Eruv Sözleşmesi'ni sokağın sakinleri bitirecek

B.

Altı gün çalışıp yedinci gün dinlendiğine inandıkları Tanrı'nın, istirahat günü olan Şabat'ta istirahat eden Yahudiler, kendilerine mahsus zahmetli bir kurallar silsilesi altında yaşar. Çalışmak, herhangi bir işle uğraşmak, elektronik cihazlar kullanmak hatta ışığı açıp kapamak dahi bir Yahudi için memnudur. Şabat'ta evden kamusal alana herhangi bir eşya çıkartamaz. Bu zorluğu aşmak için Yahudiler ERUV adı verilen bir hile-i şeriyyeye başvurur. Sokağın yahut yerleşim yerinin bir kısmı bir sözleşmeyle göstermelik kiralanır yahut vehmi bir hat ile kendininmiş gibi yapılır. Bir Musevi ahbabım, Adalar Belediye Başkanı'ndan oturduğu sokağı göstermelik şekilde kiralamak isteyen bir yakınından bahsetmişti.
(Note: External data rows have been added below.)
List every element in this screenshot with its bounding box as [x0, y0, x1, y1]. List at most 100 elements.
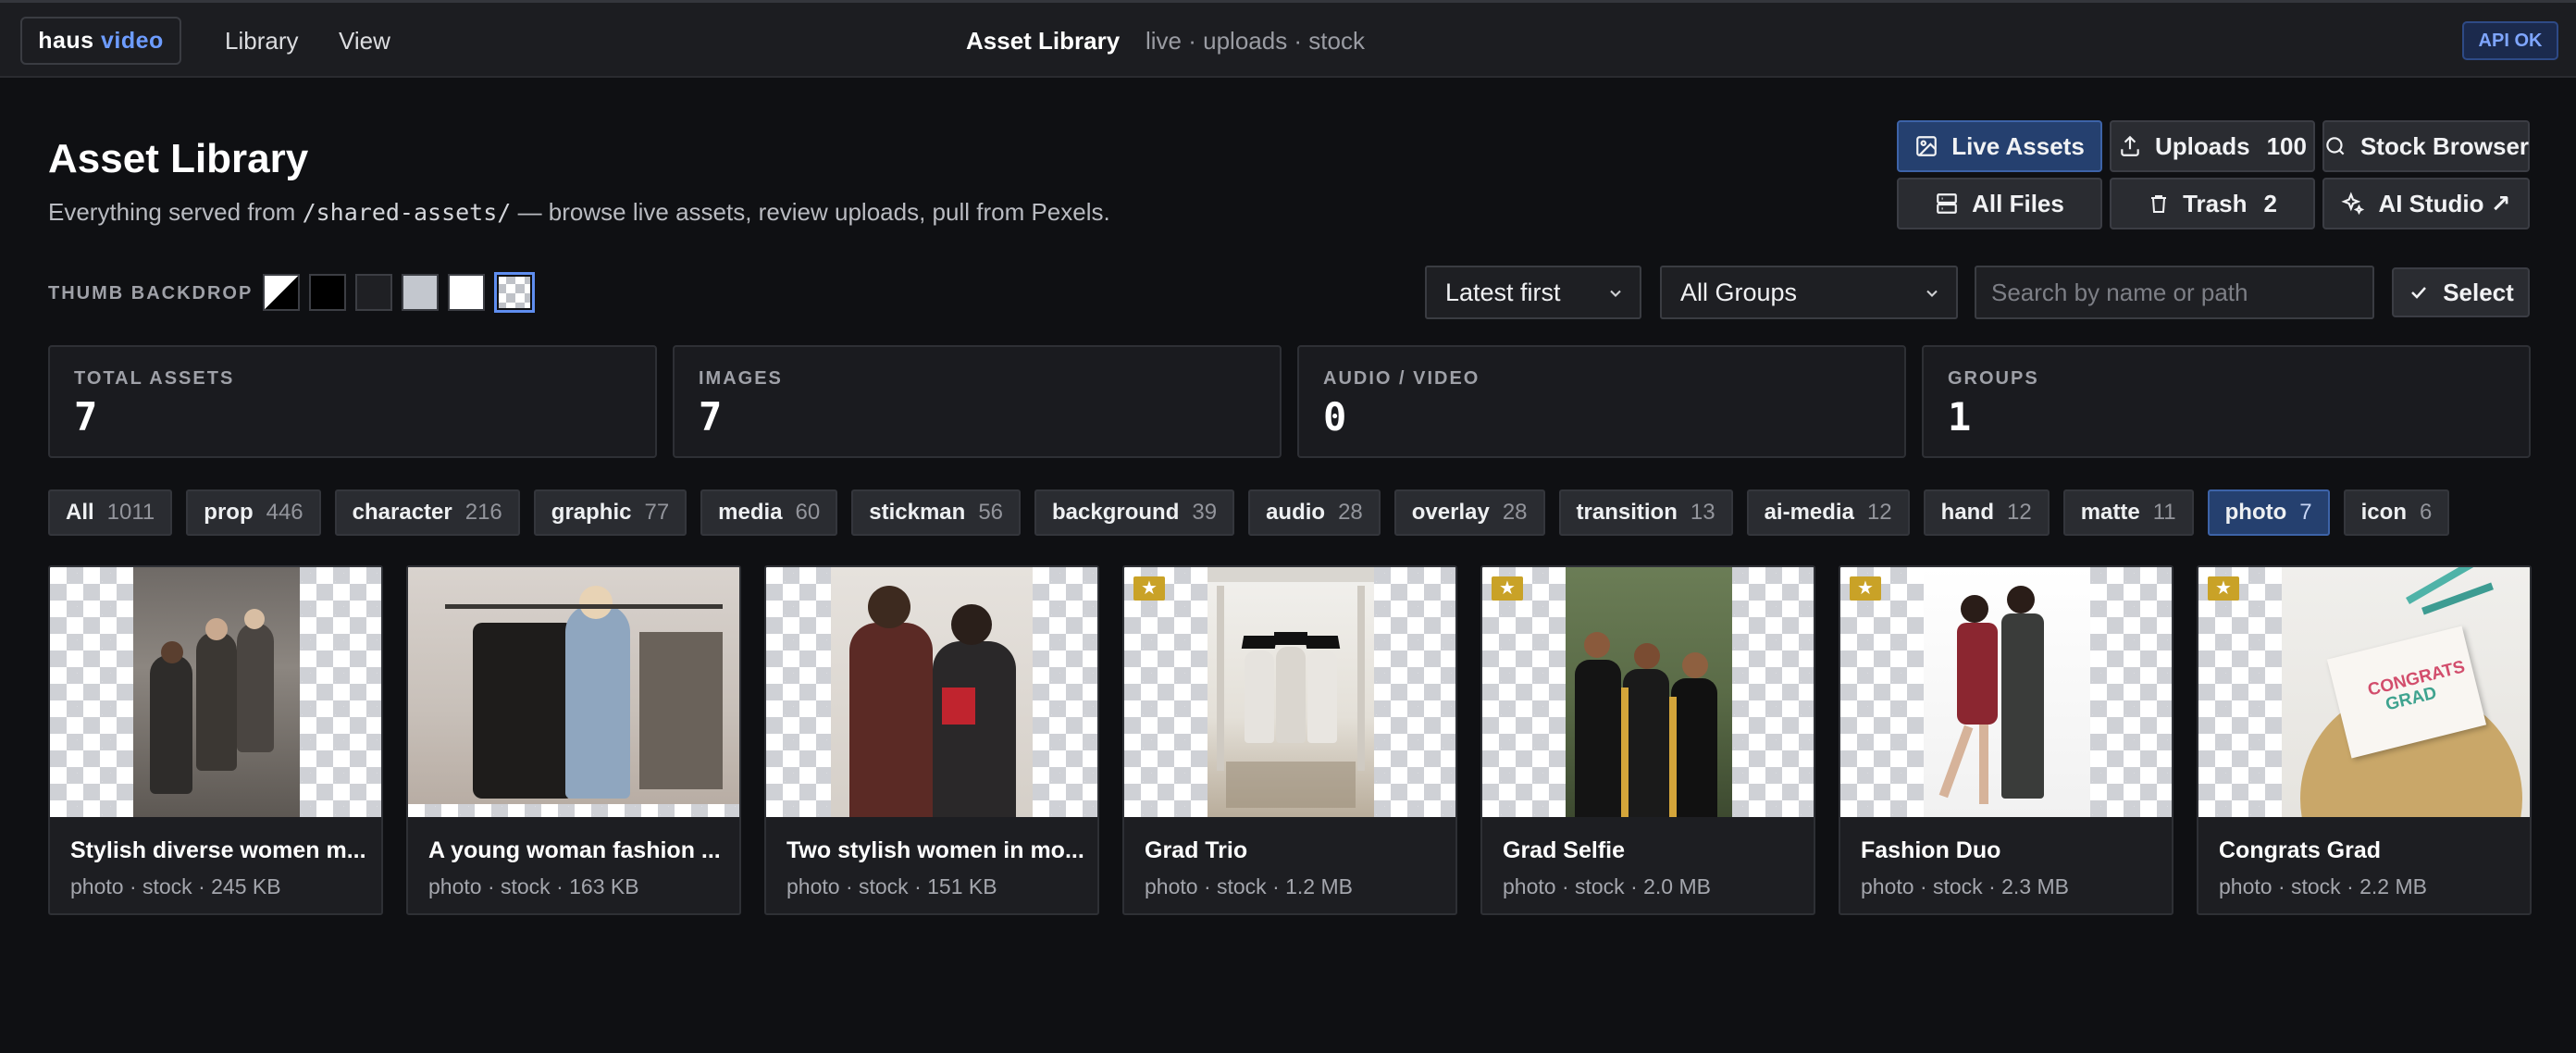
chip-name: transition: [1576, 500, 1678, 525]
asset-card[interactable]: ★ Grad Selfie photo · stock · 2.0 MB: [1480, 565, 1815, 915]
chip-prop[interactable]: prop 446: [186, 489, 321, 536]
asset-title: Stylish diverse women m...: [70, 837, 366, 863]
chip-count: 6: [2419, 500, 2433, 525]
chip-count: 1011: [106, 500, 155, 525]
all-files-label: All Files: [1972, 189, 2064, 217]
stat-value: 0: [1323, 394, 1347, 440]
asset-thumbnail: ★: [1124, 567, 1455, 817]
asset-card[interactable]: ★ Fashion Duo photo · stock · 2.3 MB: [1839, 565, 2174, 915]
top-bar-subtitle: live · uploads · stock: [1146, 27, 1365, 55]
chip-name: media: [718, 500, 783, 525]
thumb-backdrop-label: THUMB BACKDROP: [48, 283, 254, 304]
check-icon: [2411, 287, 2427, 299]
chip-count: 446: [266, 500, 303, 525]
asset-card[interactable]: CONGRATS GRAD ★ Congrats Grad photo · st…: [2197, 565, 2532, 915]
ai-studio-button[interactable]: AI Studio ↗: [2322, 178, 2530, 229]
chip-graphic[interactable]: graphic 77: [533, 489, 687, 536]
chip-count: 12: [2006, 500, 2032, 525]
asset-card[interactable]: Two stylish women in mo... photo · stock…: [764, 565, 1099, 915]
page-title: Asset Library: [48, 136, 309, 181]
chip-transition[interactable]: transition 13: [1558, 489, 1733, 536]
asset-meta: photo · stock · 1.2 MB: [1145, 874, 1353, 898]
logo-accent-text: video: [101, 28, 164, 54]
asset-meta: photo · stock · 2.0 MB: [1503, 874, 1711, 898]
stat-groups: GROUPS 1: [1922, 345, 2531, 458]
backdrop-white-swatch[interactable]: [448, 274, 485, 311]
asset-photo: [1924, 567, 2090, 817]
stock-browser-label: Stock Browser: [2359, 131, 2530, 160]
chip-name: ai-media: [1764, 500, 1854, 525]
search-input[interactable]: [1975, 266, 2374, 319]
trash-button[interactable]: Trash 2: [2110, 178, 2315, 229]
star-icon[interactable]: ★: [1492, 576, 1523, 601]
chip-name: overlay: [1411, 500, 1490, 525]
trash-label: Trash: [2183, 189, 2248, 217]
nav-library[interactable]: Library: [225, 26, 298, 56]
page-description-lead: Everything served from: [48, 198, 303, 226]
chip-name: background: [1052, 500, 1180, 525]
all-files-button[interactable]: All Files: [1897, 178, 2102, 229]
chip-name: hand: [1940, 500, 1994, 525]
chip-matte[interactable]: matte 11: [2062, 489, 2194, 536]
asset-title: Fashion Duo: [1861, 837, 2001, 863]
chip-overlay[interactable]: overlay 28: [1393, 489, 1545, 536]
sort-select[interactable]: Latest first: [1425, 266, 1641, 319]
star-icon[interactable]: ★: [1133, 576, 1165, 601]
asset-card[interactable]: A young woman fashion ... photo · stock …: [406, 565, 741, 915]
live-assets-button[interactable]: Live Assets: [1897, 120, 2102, 172]
server-icon: [1937, 193, 1957, 214]
group-select[interactable]: All Groups: [1660, 266, 1958, 319]
chip-media[interactable]: media 60: [700, 489, 838, 536]
trash-icon: [2151, 195, 2167, 213]
asset-title: Grad Trio: [1145, 837, 1248, 863]
asset-card[interactable]: ★ Grad Trio photo · stock · 1.2 MB: [1122, 565, 1457, 915]
chip-hand[interactable]: hand 12: [1923, 489, 2050, 536]
select-label: Select: [2443, 278, 2514, 306]
uploads-count: 100: [2266, 131, 2307, 160]
stock-browser-button[interactable]: Stock Browser: [2322, 120, 2530, 172]
chip-ai-media[interactable]: ai-media 12: [1746, 489, 1910, 536]
chip-character[interactable]: character 216: [334, 489, 520, 536]
asset-card[interactable]: Stylish diverse women m... photo · stock…: [48, 565, 383, 915]
star-icon[interactable]: ★: [2208, 576, 2239, 601]
app-logo[interactable]: haus video: [20, 17, 181, 65]
backdrop-checker-swatch[interactable]: [494, 272, 535, 313]
api-status-badge: API OK: [2462, 21, 2558, 60]
select-button[interactable]: Select: [2392, 267, 2530, 317]
chip-audio[interactable]: audio 28: [1248, 489, 1381, 536]
chip-count: 39: [1192, 500, 1218, 525]
page-description: Everything served from /shared-assets/ —…: [48, 196, 1110, 229]
stat-audio-video: AUDIO / VIDEO 0: [1297, 345, 1906, 458]
uploads-button[interactable]: Uploads 100: [2110, 120, 2315, 172]
top-bar-title: Asset Library: [966, 27, 1121, 55]
asset-meta: photo · stock · 245 KB: [70, 874, 281, 898]
asset-photo: [831, 567, 1033, 817]
asset-thumbnail: ★: [1482, 567, 1814, 817]
chip-background[interactable]: background 39: [1034, 489, 1235, 536]
chip-stickman[interactable]: stickman 56: [851, 489, 1022, 536]
chevron-down-icon: [1610, 290, 1621, 297]
star-icon[interactable]: ★: [1850, 576, 1881, 601]
stat-total-assets: TOTAL ASSETS 7: [48, 345, 657, 458]
backdrop-black-swatch[interactable]: [309, 274, 346, 311]
chip-name: matte: [2080, 500, 2140, 525]
group-select-value: All Groups: [1680, 279, 1798, 306]
backdrop-gray-swatch[interactable]: [402, 274, 439, 311]
asset-title: A young woman fashion ...: [428, 837, 721, 863]
chip-photo[interactable]: photo 7: [2207, 489, 2330, 536]
chip-count: 12: [1866, 500, 1892, 525]
chip-count: 77: [644, 500, 670, 525]
nav-view[interactable]: View: [339, 26, 390, 56]
backdrop-dark-swatch[interactable]: [355, 274, 392, 311]
asset-thumbnail: CONGRATS GRAD ★: [2198, 567, 2530, 817]
chip-name: prop: [204, 500, 254, 525]
chip-icon[interactable]: icon 6: [2343, 489, 2450, 536]
stat-label: TOTAL ASSETS: [74, 368, 235, 389]
chip-count: 216: [464, 500, 502, 525]
upload-icon: [2121, 135, 2139, 156]
chip-name: All: [66, 500, 94, 525]
chip-count: 56: [978, 500, 1004, 525]
backdrop-split-swatch[interactable]: [263, 274, 300, 311]
top-bar: haus video Library View Asset Library li…: [0, 0, 2576, 78]
chip-all[interactable]: All 1011: [48, 489, 173, 536]
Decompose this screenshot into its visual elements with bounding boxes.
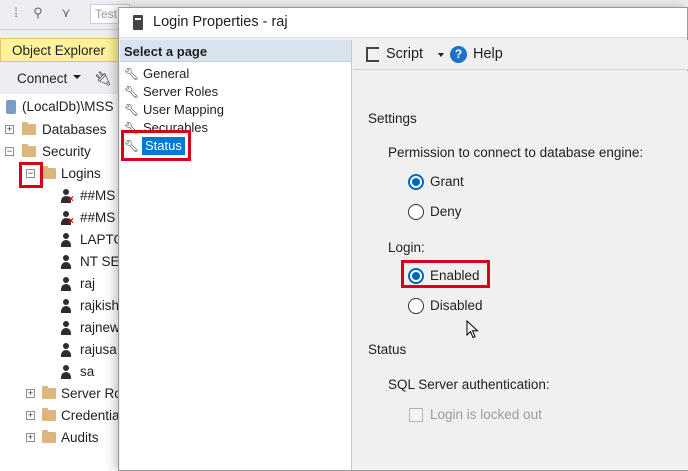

Elbette mevzuat müsait değil fakat bizim Musevi ısrarcı olmuş, sembolik bir ücret karşılığında en azından kağıt üstünde sokağın kendisine kiralandığını gösteren bir belge verilmesi konusunda. Eruv sonrası çizilen vehmi hat, kamusal alanın bir kısmını da sizin evinize dahil ediyor, dilediğiniz gibi davranabiliyorsunuz Şabat günü. Büyük konfor.

İsrail'in, Eruv yapan bir Musevi gibi, kendisine direkt ve endirekt ait topraklar olarak vehmettiği bir dünyada yaşıyoruz. Belediye başkanıymış gibi yapan Amerika, bu sözleşmeyi sürekli uzatıyor. Ve Eruv, İsrail'e dilediği gibi davranmak hakkını tanıyor. Eruv yapılmış sokağın sakinleri İsrail'den ne zaman rahatsız olsa "antisemitik" yaftası yememek için mahcup bir eda ile başını başka tarafa çeviriyor. Ve arsız Eruvcu, sokağın öz sakinlerine dehşet salıyor. Kağıt üstünde sokağı kiralamış gibi yapıp, konu komşunun evini taciz ediyor; düne kadar çadırda yaşadığını unutup, sokaktaki evlerin hepsi üzerinde hak iddia ediyor.

Belediye başkanından da, asalak yardımcılarından da bizar mahalleli. Gel gör ki seçim yapılmıyor. Bir seçim yapılsa ne olacağını herkes biliyor. Belediye başkanı, Mahmut Abbas gibi, gasıpların meşruiyetiyle o koltukta oturuyor. Bir zamanların şanlı şevketli devletlerinin başkanları Eruvcunun şebeği, papağanı olmuş. Sözde Prusya'nın varisi, Alman şansölyesi Olaf Scholz, hastane saldırısından iki saat sonra hiç utanmadan tivit atıyor "Acımasız terör. Savunmasız sivillerin infazı. Öldürülen bebekler, kaçırılan çocuklar. Aşağılanmış Holokost kurtulanları. Kanımızı donduruyor. İsrail'in buna karşı kendini savunma hakkı vardır. Bir devletin vatandaşlarını koruma görevi vardır" diyerek saçmalıyor. Hakikate takla attırıyor. Eruvcunun devlet olduğunu, buna hakkı olduğunu söylüyor, zira gebe. Oysa sokaktaki herkesin malumu ki İsrail bir devlet değil, IDF terör örgütünün siyasi kanadı. Nasıl Sinn Fein IRA'nın, Batasuna ETA'nın, HDP PKK'nın siyasi kanadıysa, İsrail aynı şekilde IDF terörünün siyasi uzantısı. Devlet gibi davranmayan bir yapı, satın alınmışlar devlet dedi diye devlet olmaz.